A paradigm shift, and watershed moment
Hushmesh’s solution only became possible a couple of years ago, thanks to a chip-level breakthrough known as ‘Confidential Computing’, which keeps information private and secure even while a computer is processing it. This, alongside a computer language called ‘Rust’, which has been designed with memory-safety, performance, and scalability as the primary features of the language, was pivotal for the start-up
Confidential Computing in particular changed the way we think about information security by allowing us to keep it protected not just when being stored (“at rest”) and while being transmitted (“in transit”) — but also during the processing itself (“in use”), thanks to hardware-based protections.
“Building on this semiconductor innovation, we have reimagined the architecture of the web. The original web created in the 1990s had no built-in security. Over time, we’ve bolted on security tools, but the actual foundation is still vulnerable.
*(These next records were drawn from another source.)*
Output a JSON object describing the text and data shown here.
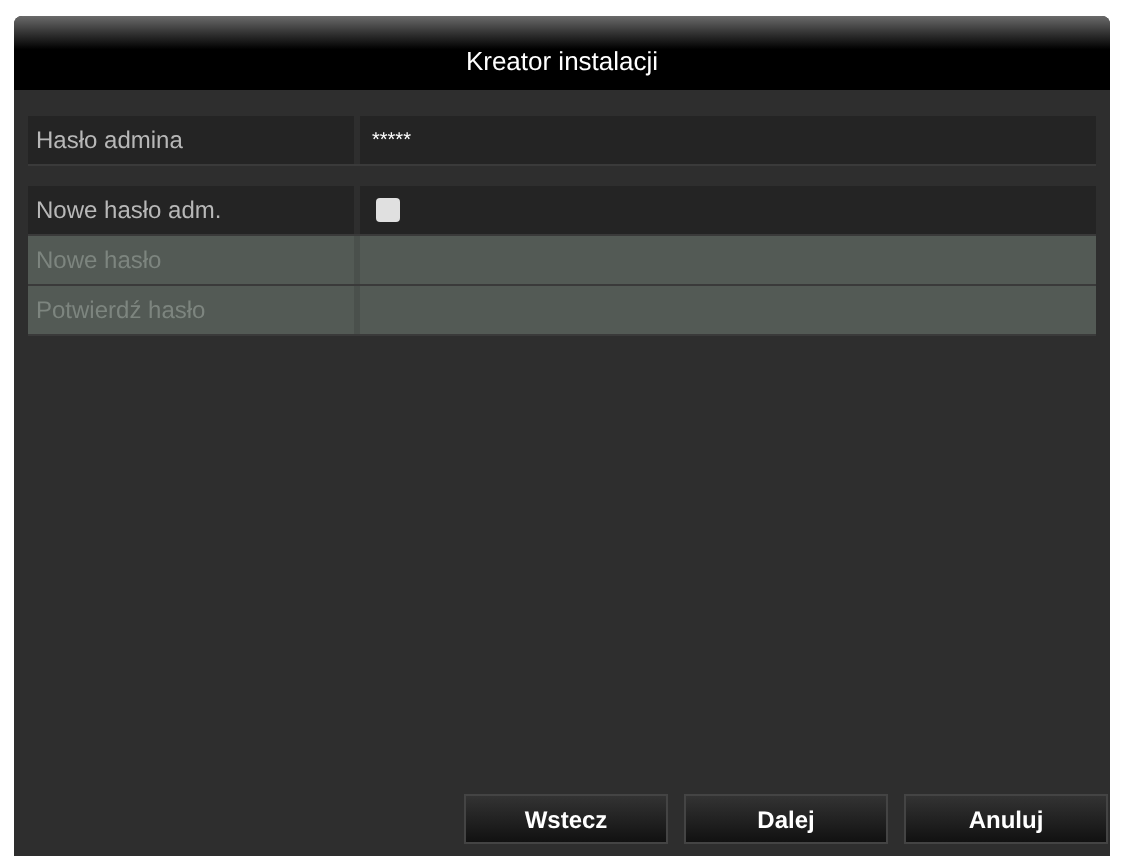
{
  "window": {
    "title": "Kreator instalacji"
  },
  "rows": [
    {
      "label": "Hasło admina",
      "kind": "password",
      "value": "*****",
      "disabled": false
    },
    {
      "label": "Nowe hasło adm.",
      "kind": "checkbox",
      "checked": false,
      "disabled": false
    },
    {
      "label": "Nowe hasło",
      "kind": "password",
      "disabled": true
    },
    {
      "label": "Potwierdź hasło",
      "kind": "password",
      "disabled": true
    }
  ],
  "buttons": [
    "Wstecz",
    "Dalej",
    "Anuluj"
  ]
}
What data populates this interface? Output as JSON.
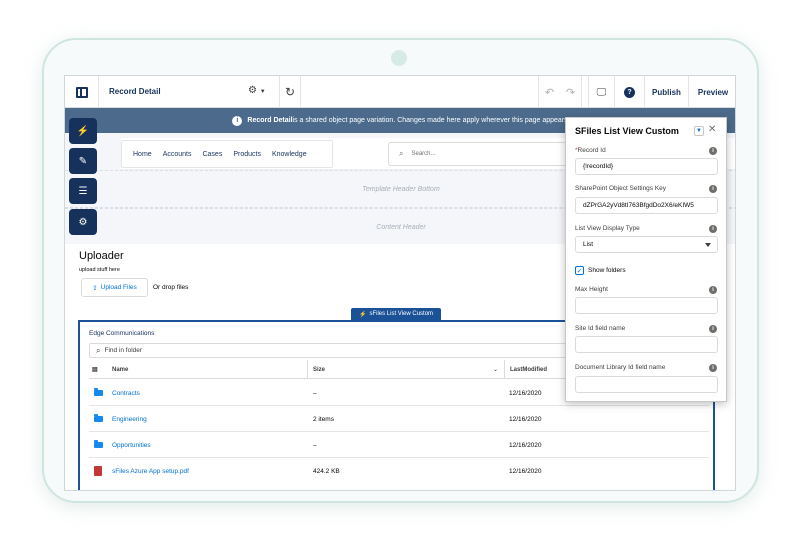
{
  "topbar": {
    "page_title": "Record Detail",
    "publish_label": "Publish",
    "preview_label": "Preview"
  },
  "infobar": {
    "strong": "Record Detail",
    "text": " is a shared object page variation. Changes made here apply wherever this page appears."
  },
  "nav": {
    "items": [
      "Home",
      "Accounts",
      "Cases",
      "Products",
      "Knowledge"
    ],
    "search_placeholder": "Search..."
  },
  "regions": {
    "template_header_bottom": "Template Header Bottom",
    "content_header": "Content Header"
  },
  "uploader": {
    "title": "Uploader",
    "subtitle": "upload stuff here",
    "upload_label": "Upload Files",
    "drop_label": "Or drop files"
  },
  "component": {
    "tag": "sFiles List View Custom",
    "folder": "Edge Communications",
    "find_placeholder": "Find in folder",
    "columns": {
      "name": "Name",
      "size": "Size",
      "modified": "LastModified"
    },
    "rows": [
      {
        "name": "Contracts",
        "size": "–",
        "modified": "12/16/2020",
        "icon": "folder-icon"
      },
      {
        "name": "Engineering",
        "size": "2 items",
        "modified": "12/16/2020",
        "icon": "folder-icon"
      },
      {
        "name": "Opportunities",
        "size": "–",
        "modified": "12/16/2020",
        "icon": "folder-icon"
      },
      {
        "name": "sFiles Azure App setup.pdf",
        "size": "424.2 KB",
        "modified": "12/16/2020",
        "icon": "pdf-icon"
      }
    ]
  },
  "panel": {
    "title": "SFiles List View Custom",
    "record_id_label": "Record Id",
    "record_id_value": "{!recordId}",
    "sp_settings_label": "SharePoint Object Settings Key",
    "sp_settings_value": "dZPrGA2yVd8tI763BfgdDo2X6/eKIW5",
    "display_type_label": "List View Display Type",
    "display_type_value": "List",
    "show_folders_label": "Show folders",
    "show_folders_checked": true,
    "max_height_label": "Max Height",
    "site_id_label": "Site Id field name",
    "doc_lib_label": "Document Library Id field name"
  },
  "colors": {
    "brand_navy": "#16325c",
    "info_bar": "#4c6b8c",
    "component_border": "#1b5297",
    "link": "#0070d2"
  }
}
Now the Mesh provides a new, inherently secure infrastructure for global information sharing.”
Thanks to their cryptographic system, “meshing into” sites, sharing data and information, and any other interaction via the Mesh is automatically encrypted with keys no humans have access to. The team at Hushmesh believe their solution will eventually replace the web as the trustworthy foundation for the world’s digital backbone.
Fast-tracking adoption
After entering the DIANA Programme, Hushmesh signed a contract with the Department of Homeland Security in the US, and later started working with the US Navy. But ultimately, they want to collaborate with the whole NATO Alliance, not just a single country:
“The Mesh solves the challenge of secure interoperability across NATO’s 32 nations,” said Fontaine. “We want to protect the information of NATO’s billion citizens.”
While Hushmesh’s code isn’t open source yet, they plan to share it with all NATO nations under NATO’s NCoDe licence for defence use cases — making it available to governments and defence contractors, and allowing nations to significantly accelerate adoption and cybersecurity standardisation across the Alliance.
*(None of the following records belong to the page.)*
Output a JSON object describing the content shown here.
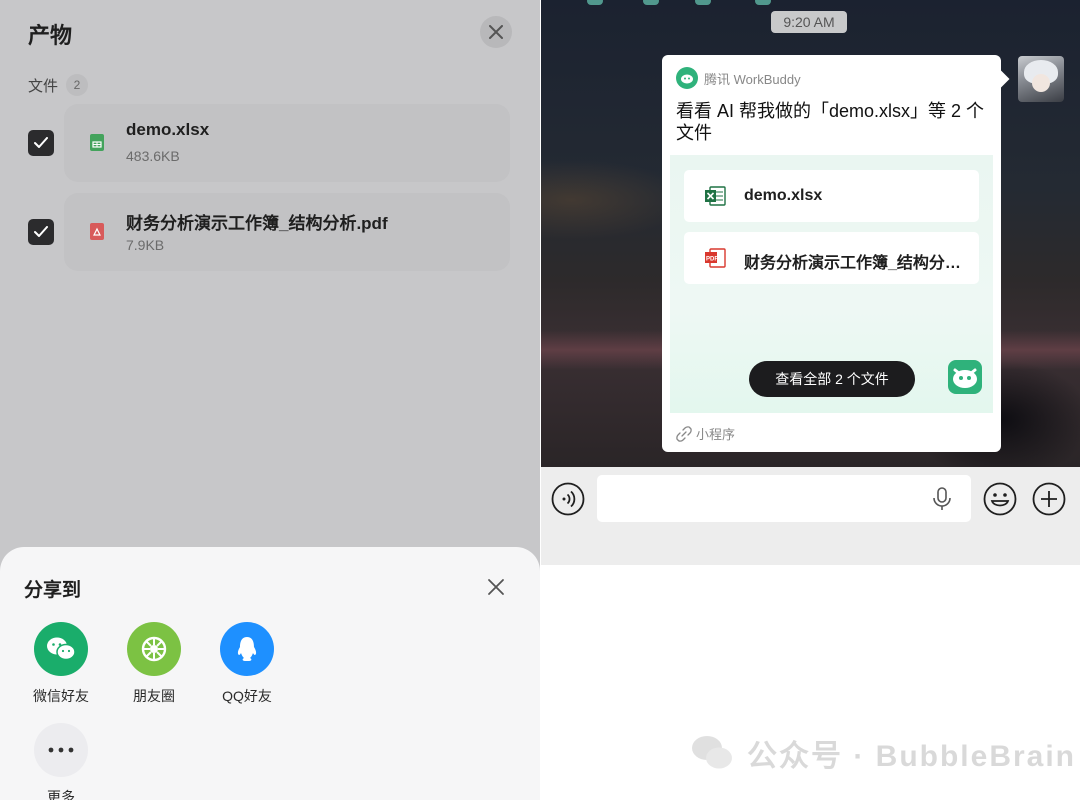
{
  "left_panel": {
    "title": "产物",
    "section_label": "文件",
    "section_count": "2",
    "files": [
      {
        "name": "demo.xlsx",
        "size": "483.6KB",
        "type": "xlsx",
        "checked": true
      },
      {
        "name": "财务分析演示工作簿_结构分析.pdf",
        "size": "7.9KB",
        "type": "pdf",
        "checked": true
      }
    ],
    "share_sheet": {
      "title": "分享到",
      "items": [
        {
          "label": "微信好友",
          "icon": "wechat-icon",
          "color": "#1aad6b"
        },
        {
          "label": "朋友圈",
          "icon": "moments-icon",
          "color": "#7cc243"
        },
        {
          "label": "QQ好友",
          "icon": "qq-icon",
          "color": "#1e90ff"
        },
        {
          "label": "更多",
          "icon": "more-icon",
          "color": "#ececef"
        }
      ]
    }
  },
  "chat": {
    "timestamp": "9:20 AM",
    "mini_program_card": {
      "brand": "腾讯 WorkBuddy",
      "title": "看看 AI 帮我做的「demo.xlsx」等 2 个文件",
      "files": [
        {
          "name": "demo.xlsx",
          "type": "excel"
        },
        {
          "name": "财务分析演示工作簿_结构分析.pdf",
          "type": "pdf"
        }
      ],
      "view_all_label": "查看全部 2 个文件",
      "footer": "小程序"
    },
    "input_bar": {
      "value": ""
    }
  },
  "watermark": {
    "text": "公众号 · BubbleBrain"
  },
  "colors": {
    "accent_green": "#2fb27b",
    "excel_green": "#1f7244",
    "pdf_red": "#d9382e"
  }
}
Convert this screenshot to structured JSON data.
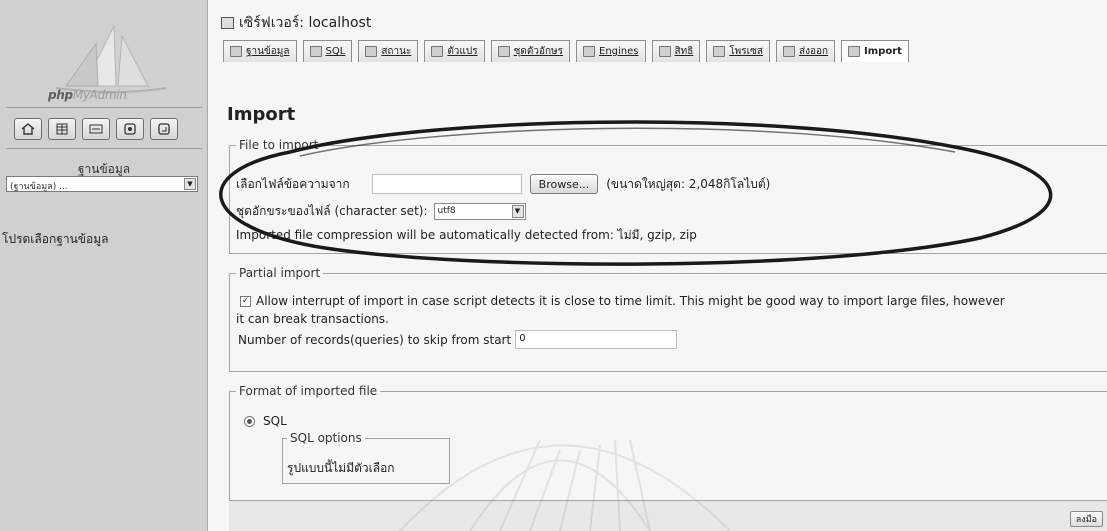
{
  "sidebar": {
    "logo_text_bold": "php",
    "logo_text_faded": "MyAdmin",
    "nav_icons": [
      "home-icon",
      "database-icon",
      "sql-query-icon",
      "docs-icon",
      "reload-icon"
    ],
    "database_label": "ฐานข้อมูล",
    "database_select_value": "(ฐานข้อมูล) ...",
    "choose_db_text": "โปรดเลือกฐานข้อมูล"
  },
  "header": {
    "server_label": "เซิร์ฟเวอร์: localhost"
  },
  "tabs": [
    {
      "label": "ฐานข้อมูล",
      "icon": "database-icon"
    },
    {
      "label": "SQL",
      "icon": "sql-icon"
    },
    {
      "label": "สถานะ",
      "icon": "status-icon"
    },
    {
      "label": "ตัวแปร",
      "icon": "variables-icon"
    },
    {
      "label": "ชุดตัวอักษร",
      "icon": "charset-icon"
    },
    {
      "label": "Engines",
      "icon": "engines-icon"
    },
    {
      "label": "สิทธิ",
      "icon": "privileges-icon"
    },
    {
      "label": "โพรเซส",
      "icon": "processes-icon"
    },
    {
      "label": "ส่งออก",
      "icon": "export-icon"
    },
    {
      "label": "Import",
      "icon": "import-icon",
      "active": true
    }
  ],
  "main": {
    "title": "Import",
    "file_section": {
      "legend": "File to import",
      "file_label": "เลือกไฟล์ข้อความจาก",
      "browse_label": "Browse...",
      "max_size_note": "(ขนาดใหญ่สุด: 2,048กิโลไบต์)",
      "charset_label": "ชุดอักขระของไฟล์ (character set):",
      "charset_value": "utf8",
      "compression_note": "Imported file compression will be automatically detected from: ไม่มี, gzip, zip"
    },
    "partial_section": {
      "legend": "Partial import",
      "allow_interrupt_checked": true,
      "allow_interrupt_text_line1": "Allow interrupt of import in case script detects it is close to time limit. This might be good way to import large files, however",
      "allow_interrupt_text_line2": "it can break transactions.",
      "skip_label": "Number of records(queries) to skip from start",
      "skip_value": "0"
    },
    "format_section": {
      "legend": "Format of imported file",
      "format_option": "SQL",
      "format_selected": true,
      "sql_options_legend": "SQL options",
      "sql_options_text": "รูปแบบนี้ไม่มีตัวเลือก"
    },
    "go_label": "ลงมือ"
  },
  "colors": {
    "sidebar_bg": "#d0d0ce",
    "main_bg": "#f6f6f4",
    "annotation_ink": "#1a1a1a"
  }
}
“This will help us continue to co-develop and refine our solution with the defence sector, while also accelerating and strengthening our efforts in the commercial space,” added Fontaine. “We see the same foundational, cross-domain security needs across all global supply chains, be they semiconductor, software, manufacturing, finance, healthcare, you name it.”
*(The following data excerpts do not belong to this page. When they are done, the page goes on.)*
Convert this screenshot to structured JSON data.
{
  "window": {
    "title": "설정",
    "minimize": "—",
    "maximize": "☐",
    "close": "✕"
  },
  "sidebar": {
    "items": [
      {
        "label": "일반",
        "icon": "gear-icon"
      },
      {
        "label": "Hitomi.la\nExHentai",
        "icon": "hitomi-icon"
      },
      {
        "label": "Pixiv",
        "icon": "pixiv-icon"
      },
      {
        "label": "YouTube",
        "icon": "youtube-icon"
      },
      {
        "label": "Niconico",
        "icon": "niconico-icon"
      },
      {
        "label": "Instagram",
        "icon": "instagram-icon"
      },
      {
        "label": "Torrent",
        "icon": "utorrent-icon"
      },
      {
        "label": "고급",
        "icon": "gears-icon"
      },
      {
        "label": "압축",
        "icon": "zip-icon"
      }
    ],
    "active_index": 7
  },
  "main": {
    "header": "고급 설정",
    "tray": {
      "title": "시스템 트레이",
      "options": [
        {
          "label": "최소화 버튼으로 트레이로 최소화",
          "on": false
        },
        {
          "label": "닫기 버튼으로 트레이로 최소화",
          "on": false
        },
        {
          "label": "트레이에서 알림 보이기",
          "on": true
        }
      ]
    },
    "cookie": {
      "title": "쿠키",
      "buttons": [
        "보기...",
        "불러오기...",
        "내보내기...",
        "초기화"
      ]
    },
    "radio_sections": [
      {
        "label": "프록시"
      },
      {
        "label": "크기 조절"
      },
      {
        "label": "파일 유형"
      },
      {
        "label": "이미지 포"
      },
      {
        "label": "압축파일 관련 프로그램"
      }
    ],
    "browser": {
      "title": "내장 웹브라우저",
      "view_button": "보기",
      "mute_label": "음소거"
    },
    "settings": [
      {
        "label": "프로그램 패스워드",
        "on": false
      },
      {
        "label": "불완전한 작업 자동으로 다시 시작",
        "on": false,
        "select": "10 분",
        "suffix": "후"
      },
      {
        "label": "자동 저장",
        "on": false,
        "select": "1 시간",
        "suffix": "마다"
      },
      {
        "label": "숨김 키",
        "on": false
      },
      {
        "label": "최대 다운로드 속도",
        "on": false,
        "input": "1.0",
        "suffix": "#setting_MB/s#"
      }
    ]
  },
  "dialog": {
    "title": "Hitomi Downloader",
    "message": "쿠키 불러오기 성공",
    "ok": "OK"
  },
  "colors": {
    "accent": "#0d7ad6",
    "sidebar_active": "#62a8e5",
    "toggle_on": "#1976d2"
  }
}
James White, DIANA’s IT lead and Enterprise Architect added, “because of the challenges associated with federating national defence networks, NATO is very interested in adopting Zero Trust (ZT) and Data Centric Security (DCS) solutions. But while this area has been extensively studied, there are very few technical solutions in the market. We believe that Hushmesh provides a strong foundation on which a whole range of ZT and DCS capabilities can be built, potentially accelerating NATO’s roadmap to ZT and DCS by years.”
A pilot project under NATO’s new Rapid Adoption Action Plan
As a result of DIANA’s mentoring efforts, Hushmesh has been accepted to lead one of ten pilot projects under NATO’s new Rapid Adoption Action Plan. The project will deliver a decentralised identity, authentication, and authorisation capability that will provide the security foundation for DIANA’s new set of tools for innovators called DIANA OS. They are also launching their ‘Meshaging’ pilot for secure messaging and file sharing built on the Mesh infrastructure, which was their first application they developed for the DIANA programme.

Meshaging is a universal messaging application built on the Mesh infrastructure.
Manu Fontaine said: “Because we have such a foundational innovation with broad applicability, being part of the DIANA programme was particularly valuable to us. There is no way a small start-up like us would have obtained access to contractors and end-users across the Alliance in the way we did. That, to me, is the main benefit of the programme: discovering and understanding the defence industry — from how our technology could fill capability gaps, to understanding the language of the end-user.
“Without DIANA, we wouldn’t be where we are today. We look forward to transforming our latest pilot projects into broader adoption of our solution within NATO and across Allied nations.”